This year, for the first time, a St. George's ribbon campaign was launched at Damascus University and within just a half-hour more than one and a half thousand ribbons were distributed to the public.
The ribbons were distributed along with memos, which explain the importance of this symbol in the history of Russia. The memo is still written in Arabic; however, it is possible that very soon it will be written in Russian because the Russian language is actually recognized in Syria as the second main language.
Russian language departments are open in all of the universities across the country. Syrians also begin studying Russian in schools starting from the seventh grade. Such was the decision of President Bashar al-Assad, whose children are also learning to read, write and speak the language.

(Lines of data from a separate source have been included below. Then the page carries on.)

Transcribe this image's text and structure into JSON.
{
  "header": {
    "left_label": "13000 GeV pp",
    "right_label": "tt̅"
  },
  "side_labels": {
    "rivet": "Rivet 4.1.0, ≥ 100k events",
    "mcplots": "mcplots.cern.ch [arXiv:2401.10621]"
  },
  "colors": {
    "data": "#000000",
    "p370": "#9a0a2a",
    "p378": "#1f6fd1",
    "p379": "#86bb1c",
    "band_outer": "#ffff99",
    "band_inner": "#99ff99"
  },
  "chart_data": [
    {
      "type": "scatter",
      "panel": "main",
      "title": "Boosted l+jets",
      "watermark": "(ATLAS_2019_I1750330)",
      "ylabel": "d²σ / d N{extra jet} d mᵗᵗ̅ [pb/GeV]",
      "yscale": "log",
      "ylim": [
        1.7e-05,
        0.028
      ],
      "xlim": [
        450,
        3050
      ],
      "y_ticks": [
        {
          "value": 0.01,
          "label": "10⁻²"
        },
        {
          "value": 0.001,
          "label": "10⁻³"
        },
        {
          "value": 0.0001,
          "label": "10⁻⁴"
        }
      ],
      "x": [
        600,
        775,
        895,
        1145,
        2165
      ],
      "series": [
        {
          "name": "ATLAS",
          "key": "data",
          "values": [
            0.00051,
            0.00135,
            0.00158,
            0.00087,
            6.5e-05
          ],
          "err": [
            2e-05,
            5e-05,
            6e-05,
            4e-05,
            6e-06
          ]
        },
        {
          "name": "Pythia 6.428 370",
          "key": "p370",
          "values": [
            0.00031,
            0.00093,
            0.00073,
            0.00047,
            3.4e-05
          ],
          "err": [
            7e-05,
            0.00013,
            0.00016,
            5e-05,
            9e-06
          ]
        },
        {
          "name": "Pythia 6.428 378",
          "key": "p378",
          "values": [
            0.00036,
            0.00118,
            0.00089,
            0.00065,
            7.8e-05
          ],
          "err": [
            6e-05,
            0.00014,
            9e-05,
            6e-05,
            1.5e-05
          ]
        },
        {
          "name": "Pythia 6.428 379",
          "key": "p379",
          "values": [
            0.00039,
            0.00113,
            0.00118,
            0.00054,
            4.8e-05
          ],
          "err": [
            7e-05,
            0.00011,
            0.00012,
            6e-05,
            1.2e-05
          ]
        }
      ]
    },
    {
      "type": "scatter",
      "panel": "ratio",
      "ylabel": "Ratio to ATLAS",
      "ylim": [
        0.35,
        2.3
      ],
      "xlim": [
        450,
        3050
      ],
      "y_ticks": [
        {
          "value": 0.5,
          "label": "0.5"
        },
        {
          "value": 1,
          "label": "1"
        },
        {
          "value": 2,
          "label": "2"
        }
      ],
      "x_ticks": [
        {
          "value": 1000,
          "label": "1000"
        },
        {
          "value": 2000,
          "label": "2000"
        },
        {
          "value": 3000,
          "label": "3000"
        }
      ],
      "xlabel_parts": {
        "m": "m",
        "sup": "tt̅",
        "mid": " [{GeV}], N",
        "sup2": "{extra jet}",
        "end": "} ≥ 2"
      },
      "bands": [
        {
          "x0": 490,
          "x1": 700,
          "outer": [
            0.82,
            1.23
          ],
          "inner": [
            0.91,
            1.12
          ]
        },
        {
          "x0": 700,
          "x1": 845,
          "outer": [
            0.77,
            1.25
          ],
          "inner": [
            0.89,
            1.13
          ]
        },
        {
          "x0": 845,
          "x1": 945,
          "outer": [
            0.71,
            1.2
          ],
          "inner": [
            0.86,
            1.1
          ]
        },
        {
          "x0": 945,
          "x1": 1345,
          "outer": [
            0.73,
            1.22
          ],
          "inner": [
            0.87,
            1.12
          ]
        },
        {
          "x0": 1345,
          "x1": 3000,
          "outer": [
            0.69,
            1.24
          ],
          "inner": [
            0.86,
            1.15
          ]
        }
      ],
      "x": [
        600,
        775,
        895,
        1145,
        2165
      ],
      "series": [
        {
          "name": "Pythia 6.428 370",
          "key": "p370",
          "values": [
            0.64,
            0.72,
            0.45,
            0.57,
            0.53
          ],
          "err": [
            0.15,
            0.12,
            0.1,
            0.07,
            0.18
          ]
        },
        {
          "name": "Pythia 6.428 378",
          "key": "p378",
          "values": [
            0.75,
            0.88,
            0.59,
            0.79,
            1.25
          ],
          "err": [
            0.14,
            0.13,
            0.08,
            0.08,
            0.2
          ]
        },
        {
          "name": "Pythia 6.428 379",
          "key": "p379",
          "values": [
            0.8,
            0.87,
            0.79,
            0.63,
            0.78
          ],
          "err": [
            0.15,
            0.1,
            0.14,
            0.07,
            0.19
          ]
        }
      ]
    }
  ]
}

On the streets of Damascus, one can even meet a Syrian child with a St. George ribbon on his chest, speaking Russian and saying his name is Putin. Do not rush to look around for a hidden camera prank – what he is saying can easily be true.
A Russian symbol of military valor, the Russian language and the naming of Syrian children with Russian names: all of these are signs of “gratitude Syrian people have to Russian people for their support,” the ambassador of Syria to Russia, Riyad Haddad said.
“You have a symbol of victory over fascism – we want us to have a symbol of victory over terrorism,” the head of the Russian language department of Damascus University, Mamduh Abu-al-Luway, told Sputnik.
Syria has been mired in civil war since 2011, with opposition factions and Islamist terrorist groups such as Daesh and al-Nusra Front, now known as Jabhat Fatah al-Sham, both outlawed in Russia and the United States, fighting the Syrian Army.
A number of foreign states, such as Israel and Turkey, have also carried out military activities on the territory of Syria in order to achieve own goals.